Lights in the NZ sky haunt TV producer for three decades

Thirty years ago today, strange lights were filmed in the night skies over the Kaikoura coast.

NZSB12Theories ranged from squid boat lights to sightings of Mercury and Venus. Former television producer Leonard Lee recalls his involvement in the Kaikoura UFO mystery.
On the morning of December 31, 1978, I received an early-morning call from Neil Miller my chief-of-staff in the newsroom at Channel 0 (now Channel Ten) in Melbourne.
He was babbling, telling me one of our reporters and a freelance film crew had filmed UFOs from a freight plane in the skies over Kaikoura the previous night.
My friend – and fellow Kiwi – Quentin Fogarty was the reporter. I had sent him to recap another apparent encounter by two pilots 10 days earlier.
The objects were also seen by the two pilots, Bill Startup and Bob Guard, Quentin’s cameraman, David Crocket, and his wife, Ngaire, the sound recordist.
They were also confirmed on ground radar in Wellington and Christchurch, and further confirmed by the plane’s radar.
We also had 16mm film footage of the lights.
As news of the sightings spread through the media, Quentin was holed up in a Christchurch motel with his family, and I knew we had to get him back to Melbourne with the footage as quickly as possible.

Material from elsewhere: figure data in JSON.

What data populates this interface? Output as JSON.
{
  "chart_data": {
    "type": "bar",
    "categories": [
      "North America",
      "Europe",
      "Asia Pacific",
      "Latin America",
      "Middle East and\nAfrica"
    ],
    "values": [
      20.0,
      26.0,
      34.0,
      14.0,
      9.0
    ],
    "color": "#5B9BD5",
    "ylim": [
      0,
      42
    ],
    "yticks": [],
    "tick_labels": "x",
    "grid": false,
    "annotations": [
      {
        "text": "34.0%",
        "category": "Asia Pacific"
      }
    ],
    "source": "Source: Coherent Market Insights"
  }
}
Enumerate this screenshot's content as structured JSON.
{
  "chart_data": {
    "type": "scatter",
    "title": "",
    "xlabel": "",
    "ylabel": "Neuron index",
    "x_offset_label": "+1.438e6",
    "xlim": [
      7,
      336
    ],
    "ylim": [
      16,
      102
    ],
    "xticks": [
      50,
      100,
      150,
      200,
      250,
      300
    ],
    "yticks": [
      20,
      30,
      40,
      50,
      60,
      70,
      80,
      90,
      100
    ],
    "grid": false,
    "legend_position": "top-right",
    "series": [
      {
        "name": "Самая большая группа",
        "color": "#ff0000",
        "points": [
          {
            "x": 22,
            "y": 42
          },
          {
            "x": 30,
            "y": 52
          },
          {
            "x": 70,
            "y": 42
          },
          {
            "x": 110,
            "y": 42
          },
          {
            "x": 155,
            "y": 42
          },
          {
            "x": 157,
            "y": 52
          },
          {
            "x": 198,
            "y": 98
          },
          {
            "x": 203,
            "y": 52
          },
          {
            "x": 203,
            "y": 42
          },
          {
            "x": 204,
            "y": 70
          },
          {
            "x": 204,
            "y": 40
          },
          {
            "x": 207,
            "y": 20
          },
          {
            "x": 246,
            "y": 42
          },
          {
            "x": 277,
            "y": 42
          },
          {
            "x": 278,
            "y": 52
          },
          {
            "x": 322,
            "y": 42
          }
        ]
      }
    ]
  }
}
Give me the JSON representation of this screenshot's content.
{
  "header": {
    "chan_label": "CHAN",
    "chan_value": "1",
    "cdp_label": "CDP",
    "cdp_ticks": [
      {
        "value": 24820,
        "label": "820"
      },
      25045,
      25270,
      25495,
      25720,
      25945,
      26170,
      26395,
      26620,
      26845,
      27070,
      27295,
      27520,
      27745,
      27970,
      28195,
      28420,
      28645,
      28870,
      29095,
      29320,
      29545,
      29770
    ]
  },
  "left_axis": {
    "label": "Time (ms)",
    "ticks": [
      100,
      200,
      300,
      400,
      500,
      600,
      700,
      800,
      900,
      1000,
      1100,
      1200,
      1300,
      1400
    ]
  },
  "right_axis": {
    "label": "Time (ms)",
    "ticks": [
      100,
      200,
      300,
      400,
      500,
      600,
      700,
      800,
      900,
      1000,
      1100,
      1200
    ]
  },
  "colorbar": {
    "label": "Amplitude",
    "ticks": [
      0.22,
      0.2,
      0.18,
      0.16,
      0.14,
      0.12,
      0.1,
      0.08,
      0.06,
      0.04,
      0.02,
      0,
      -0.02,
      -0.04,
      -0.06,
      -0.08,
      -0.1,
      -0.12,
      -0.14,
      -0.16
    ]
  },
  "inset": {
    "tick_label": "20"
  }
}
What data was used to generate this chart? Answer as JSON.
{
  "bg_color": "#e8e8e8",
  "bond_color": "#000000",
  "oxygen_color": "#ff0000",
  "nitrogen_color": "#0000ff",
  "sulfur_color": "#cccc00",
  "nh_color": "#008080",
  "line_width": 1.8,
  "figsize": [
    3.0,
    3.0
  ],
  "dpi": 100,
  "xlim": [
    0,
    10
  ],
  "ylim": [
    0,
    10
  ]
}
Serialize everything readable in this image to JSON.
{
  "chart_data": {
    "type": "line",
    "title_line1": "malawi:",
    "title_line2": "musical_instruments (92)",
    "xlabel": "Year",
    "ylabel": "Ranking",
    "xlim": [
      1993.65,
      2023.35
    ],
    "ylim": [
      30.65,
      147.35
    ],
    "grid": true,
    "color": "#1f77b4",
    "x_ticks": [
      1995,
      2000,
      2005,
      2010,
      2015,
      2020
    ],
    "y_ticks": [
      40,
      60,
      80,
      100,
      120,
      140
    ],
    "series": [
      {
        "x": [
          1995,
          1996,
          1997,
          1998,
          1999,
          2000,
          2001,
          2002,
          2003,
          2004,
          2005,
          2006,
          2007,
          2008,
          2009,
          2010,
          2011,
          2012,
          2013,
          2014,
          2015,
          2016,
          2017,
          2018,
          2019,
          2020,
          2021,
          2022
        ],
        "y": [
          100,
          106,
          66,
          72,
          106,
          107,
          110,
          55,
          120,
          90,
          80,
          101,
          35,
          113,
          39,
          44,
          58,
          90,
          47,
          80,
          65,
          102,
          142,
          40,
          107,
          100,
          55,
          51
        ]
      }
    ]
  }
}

I was nervous the film might be confiscated before we could get our hands on it.
It was New Year’s Eve and almost all the airline seats had been sold out.
Luckily, I managed to get him a first-class ticket on an Air New Zealand flight into Melbourne that night.
I was very nervous by then, concerned the film might be blank or unusable.
Later, I stood with Quentin in a darkened editing room as the film editor began spooling the footage through his machine.
And there they were: lights dancing and changing shape, lots of them – unidentified flying lights.
None of us slept that night as we worked into New Year’s Day trying to pull together for international release a news story we knew nothing about.
Unlike other news stories we had absolutely no reference points for this, most of us having previously believed that UFO sightings were akin to spotting hobgoblins down the back of the garden.
Telephone calls were coming from all over the world.
The BBC asked us to feed them the story, and at one point I spoke with Walter Cronkite from the American CBS News, which was prepared to pay US$5000 for the film.
It was after the screening of a 30-minute documentary on the sightings that the sceptics – numerous scientists among them – started screaming at us from around the globe.
We had, they said, filmed Venus, Mars, Jupiter, squid boat lights, mating mutton birds, everything in fact except UFOs, whatever they were.
The media also seemed to turn on us and began slyly insinuating we had somehow hoaxed the whole thing.
It was then I decided the footage needed to be examined scientifically, so a judgment could be made as to what the objects were – or weren’t.
I travelled to the United States where I gave the film to Bruce Maccabee, an optical physicist who specialised in laser technology for the US Navy.
I also persuaded Channel 0 to spend some of the proceeds of the story on flying Dr Maccabee to New Zealand to interview witnesses, check radar equipment and review other material concerning the sightings.
He also came to Melbourne to interview Quentin.
Dr Maccabee returned to the US, releasing his preliminary findings a couple of months later.
He disputed all the various theories put up by the so-called experts, although he later wryly agreed the lights could have come from squid boats, but only if they were “flying squid boats”.
He believed the lights were generated by an unknown source, and as such fulfilled the UFO criteria: “unidentifiable, flying solid objects”.
Dr Maccabee’s interim findings notwithstanding, the “Kaikoura UFO” story has never been fully told.
Further scientific research on the sightings was shut down in April 1979.
For 30 years now the Kaikoura story has lain mainly dormant, only resurrected now and then in segments of sensationalised documentaries produced to cater for the so-called UFO crazies.
I still hold ambitions that one day the complete story will be told.
This was reinforced during a visit to Renwick last week, where producer Paul Davidson has the decommissioned old Argosy Safe Air freighter – the Merchant Enterprise – on show on his front lawn next to the main highway to Nelson.
I spent a lot of time looking out at that old, historic aircraft, reliving the extraordinary events of December 30, 1979.
During my time there I had the pleasure of meeting Captain Bill Startup for the first time and reading his book The Kaikoura UFOs.
It wasn’t until I read his book that I realised how courageous the witnesses had been on that night. Not only did they fly south from Wellington to Christchurch, they then flew back through the UFOs to Blenheim.
I would have jumped off in Christchurch and bloody stayed there.
For 30 years I have lived almost every day with this story. The trouble is that no story can ever match it.